82. My sweet hubby

6.2K 249 9
                                    

Berita kehamilannya menjadi kegemparan yang tak terduga di keluarga Fathir, Riska dalam semalam langsung menjadi putri idaman semua orang, ia dilayani bak ratu kerajaan, semua keperluan dari ujung kepala sampai kaki tinggal menjentikkan jari. Riska justru semakin stress dengan perhatian berlebihan ini. Maka atas permintaan Fathir, mereka kembali bersikap normal seperti Riska awal tinggal di rumah itu.

Malam itu Riska merasa jenuh di rumah ia memaksa ikut Fathir yang bertandang ke club Orion, meski diawali dengan perdebatan sengit karena kondisi kehamilannya dan kecerobohannya yang siapa tahu tiba-tiba minum alkohol di sana. 

"Gue cuma mau ketemu orang bentar. Nggak sampe tengah malem juga pulang." Fathir menarik lengan kemejanya sesiku sembari mematut diri sekilas di cermin.

"Pokoknya gue ikut. Gue kan nggak tau lu ketemuan sama cewek apa kagak, apalagi di club." Riska mencebikkan bibir.

"Yaudah." Fathir akhirnya menyerah semberi memeluknya dari belakang.

"Sayang ntar pulangnya beli martabak manis ya?" Riska menoleh lalu menarik lengan suaminya.

"Iya. Baby maunya martabak ya?" Fathir berbalik dan mengusap-usap perut Riska yang sudah sedikit membuncit.

"Mau, gue taruh kulkas. Dimakan besoknya."

"Ada-ada aja ibu hamil." Fathir mencubit hidungnya dengan gemas lalu memeluknya kembali dengan erat.

"Yang.

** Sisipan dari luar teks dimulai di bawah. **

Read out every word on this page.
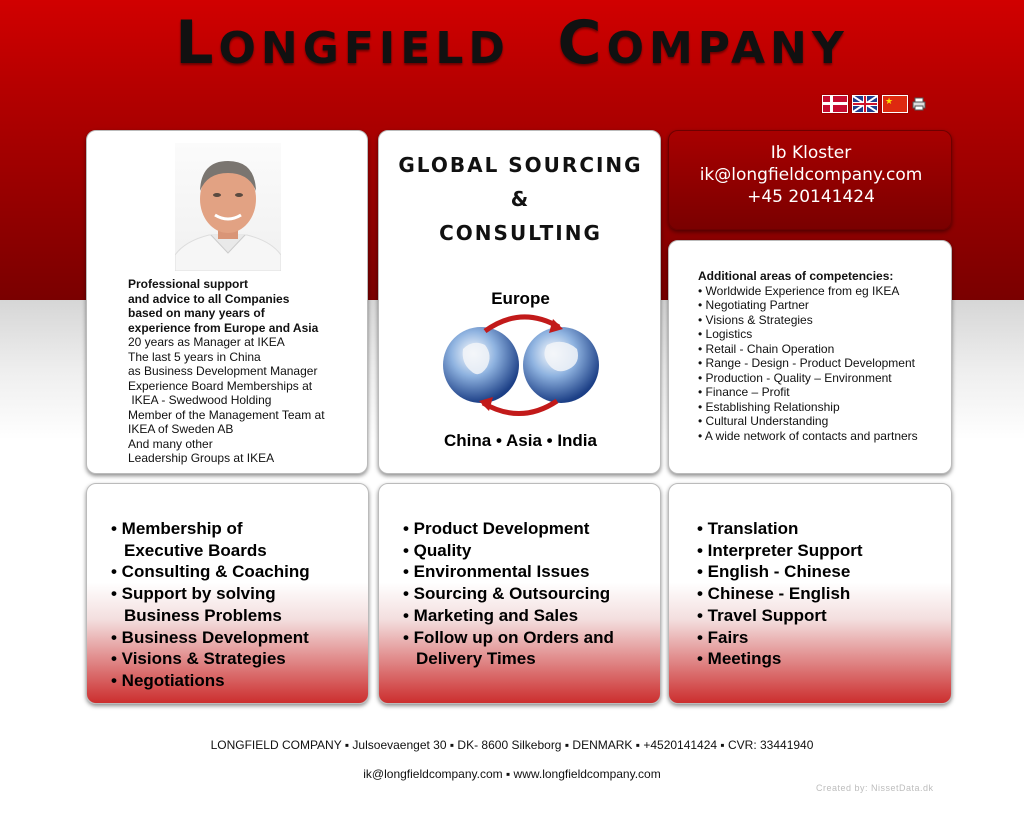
LONGFIELD COMPANY
★
Professional support
and advice to all Companies
based on many years of
experience from Europe and Asia
20 years as Manager at IKEA
The last 5 years in China
as Business Development Manager
Experience Board Memberships at
IKEA - Swedwood Holding
Member of the Management Team at
IKEA of Sweden AB
And many other
Leadership Groups at IKEA
GLOBAL SOURCING
&
CONSULTING
Europe
China • Asia • India
Ib Kloster
ik@longfieldcompany.com
+45 20141424
Additional areas of competencies:
• Worldwide Experience from eg IKEA
• Negotiating Partner
• Visions & Strategies
• Logistics
• Retail - Chain Operation
• Range - Design - Product Development
• Production - Quality – Environment
• Finance – Profit
• Establishing Relationship
• Cultural Understanding
• A wide network of contacts and partners
• Membership of
Executive Boards
• Consulting & Coaching
• Support by solving
Business Problems
• Business Development
• Visions & Strategies
• Negotiations
• Product Development
• Quality
• Environmental Issues
• Sourcing & Outsourcing
• Marketing and Sales
• Follow up on Orders and
Delivery Times
• Translation
• Interpreter Support
• English - Chinese
• Chinese - English
• Travel Support
• Fairs
• Meetings
LONGFIELD COMPANY ▪ Julsoevaenget 30 ▪ DK- 8600 Silkeborg ▪ DENMARK ▪ +4520141424 ▪ CVR: 33441940
ik@longfieldcompany.com ▪ www.longfieldcompany.com
Created by: NissetData.dk
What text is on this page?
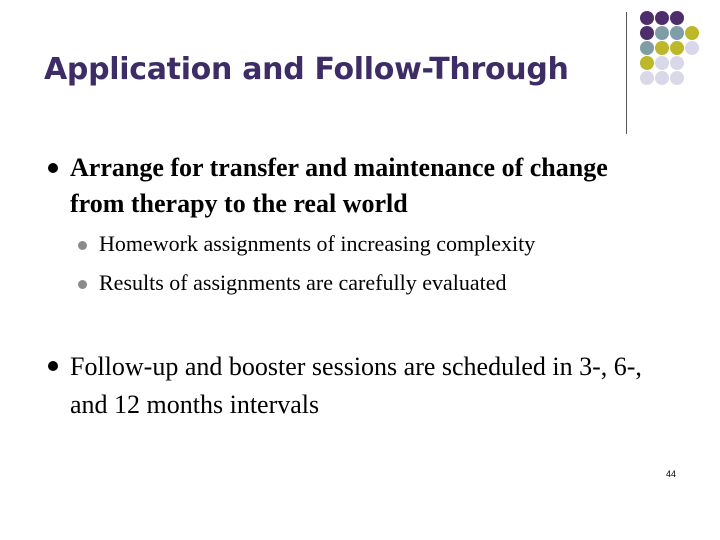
Application and Follow-Through
Arrange for transfer and maintenance of change from therapy to the real world
Homework assignments of increasing complexity
Results of assignments are carefully evaluated
Follow-up and booster sessions are scheduled in 3-, 6-, and 12 months intervals
44
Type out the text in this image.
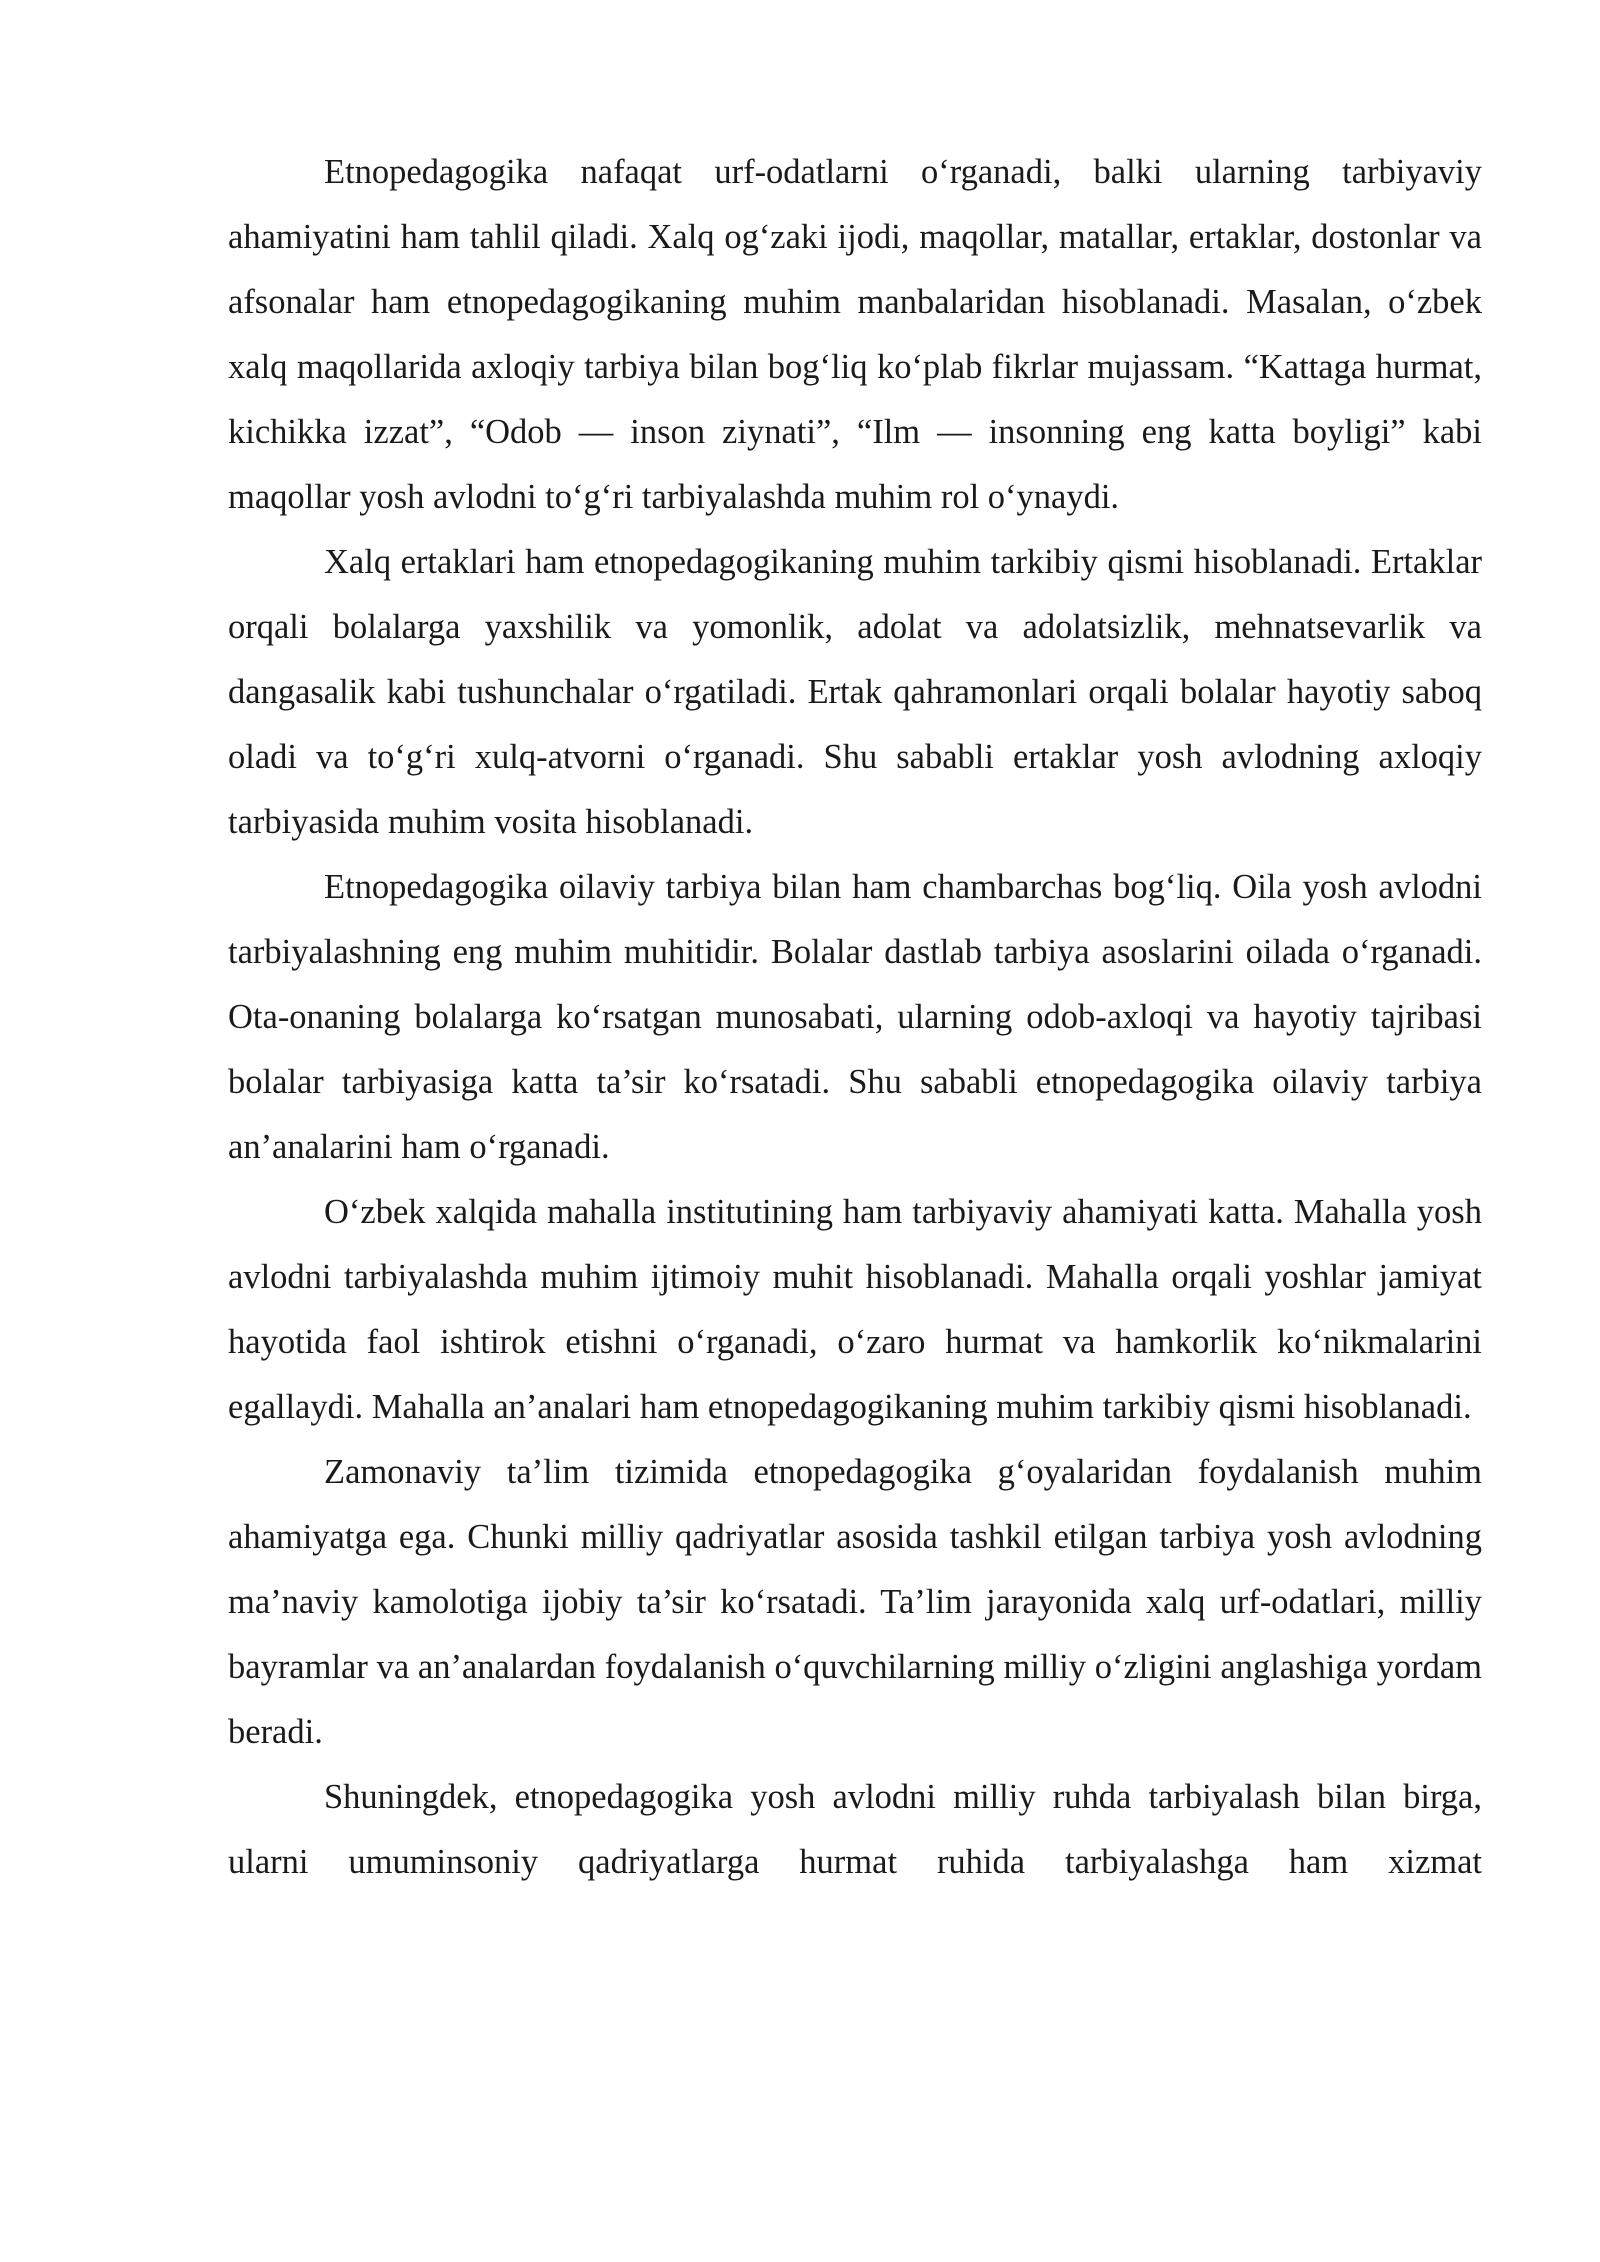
Etnopedagogika nafaqat urf-odatlarni o‘rganadi, balki ularning tarbiyaviy ahamiyatini ham tahlil qiladi. Xalq og‘zaki ijodi, maqollar, matallar, ertaklar, dostonlar va afsonalar ham etnopedagogikaning muhim manbalaridan hisoblanadi. Masalan, o‘zbek xalq maqollarida axloqiy tarbiya bilan bog‘liq ko‘plab fikrlar mujassam. “Kattaga hurmat, kichikka izzat”, “Odob — inson ziynati”, “Ilm — insonning eng katta boyligi” kabi maqollar yosh avlodni to‘g‘ri tarbiyalashda muhim rol o‘ynaydi.

Xalq ertaklari ham etnopedagogikaning muhim tarkibiy qismi hisoblanadi. Ertaklar orqali bolalarga yaxshilik va yomonlik, adolat va adolatsizlik, mehnatsevarlik va dangasalik kabi tushunchalar o‘rgatiladi. Ertak qahramonlari orqali bolalar hayotiy saboq oladi va to‘g‘ri xulq-atvorni o‘rganadi. Shu sababli ertaklar yosh avlodning axloqiy tarbiyasida muhim vosita hisoblanadi.

Etnopedagogika oilaviy tarbiya bilan ham chambarchas bog‘liq. Oila yosh avlodni tarbiyalashning eng muhim muhitidir. Bolalar dastlab tarbiya asoslarini oilada o‘rganadi. Ota-onaning bolalarga ko‘rsatgan munosabati, ularning odob-axloqi va hayotiy tajribasi bolalar tarbiyasiga katta ta’sir ko‘rsatadi. Shu sababli etnopedagogika oilaviy tarbiya an’analarini ham o‘rganadi.

O‘zbek xalqida mahalla institutining ham tarbiyaviy ahamiyati katta. Mahalla yosh avlodni tarbiyalashda muhim ijtimoiy muhit hisoblanadi. Mahalla orqali yoshlar jamiyat hayotida faol ishtirok etishni o‘rganadi, o‘zaro hurmat va hamkorlik ko‘nikmalarini egallaydi. Mahalla an’analari ham etnopedagogikaning muhim tarkibiy qismi hisoblanadi.

Zamonaviy ta’lim tizimida etnopedagogika g‘oyalaridan foydalanish muhim ahamiyatga ega. Chunki milliy qadriyatlar asosida tashkil etilgan tarbiya yosh avlodning ma’naviy kamolotiga ijobiy ta’sir ko‘rsatadi. Ta’lim jarayonida xalq urf-odatlari, milliy bayramlar va an’analardan foydalanish o‘quvchilarning milliy o‘zligini anglashiga yordam beradi.

Shuningdek, etnopedagogika yosh avlodni milliy ruhda tarbiyalash bilan birga, ularni umuminsoniy qadriyatlarga hurmat ruhida tarbiyalashga ham xizmat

Ah lepasin, jangan kenceng-kenceng. Nggak bisa napas."

"Sorry. Cium dulu dong sayang." Fathir merengkuh lehernya dan mereka pun berciuman mesra. Meski tak bisa berakhir di atas ranjang, ini sudah sangat bagus karena saat ingin menuntaskan hasratnya ia harus melakukannya sendiri di kamar mandi, ia juga tak ingin membiarkan Riska membantunya. Tidak tega, meski Riska memaksa.

"Ris, lu sebenernya tahan nggak sih nggak making love lama?"

"Apaan sih." Riska menepuk bahunya.

"Gue serius."

"Mau gimana lagi, perut juga makin gede."

"Tapi kata dokter, masih boleh. Gimana kalo ntar pulang nyoba dikit ya?"

"Liat ntar deh."

"Kok gitu sih."

Tapi Riska tak menggubris, ia berjalan keluar kamar lebih dulu meninggalkan Fathir dengan muka penuh harap.

Sesampainya di club Riska digiring ke ruangan khusus yang lebih sehat udaranya. Meski Fathir terlihat menahan kesal, pria itu menurutinya sesaat ketika Riska ingin memesan es lemon tea di meja bar.

"Nggak usah minum es teh," cegah Fathir kemudian. "Ji kasih bini gue air botol mineral ajah." 

Aji mengangguk lalu melesat ke dalam.

Fathir juga jadi ikut-ikutan over protektive dalam segala hal. Riska memilih menurut saja. 
"Habis ini balik ke ruangan itu ya." tunjuk Fathir ke sebuah pintu kamuflase di sebelah ruangan VIP yang dulu menjadi saksi kebrutalan Roni dan kawan-kawannya. 

Riska menggeleng ragu.

"Biar Septi yang temenin. Nanti gu--" kalimatnya terputus dengan getaran ponsel di saku celananya. Fathir membaca sekilas pesan yang masuk di layarnya. "Nurut ya," ucap Fathir lalu berbalik menemui seseorang yang sepertinya mengirim pesan tersebut.

Riska masih duduk di sana, ia sama sekali tak ingin mengunci diri di ruangan tersebut. Aji membawa sebotol ai mineral dan sedotan. Riska langsung membuka tutup dan meminumnya.

"Sudah berapa bulan Mbak?" tanya Aji tiba-tiba.

Riska langsung tersedak ditengah-tengah sruputannya. Ia terbatuk sesaat dan untungnya langsung kembali normal napasnya. Raut Aji terlihat bersalah, tak henti-hentinya ia meminta maaf. Apa berita kehamilannya sebegitu hebohnya? Sampai karyawan Fathir juga tahu, jangan-jangan seluruh rekannya di Startex juga tahu?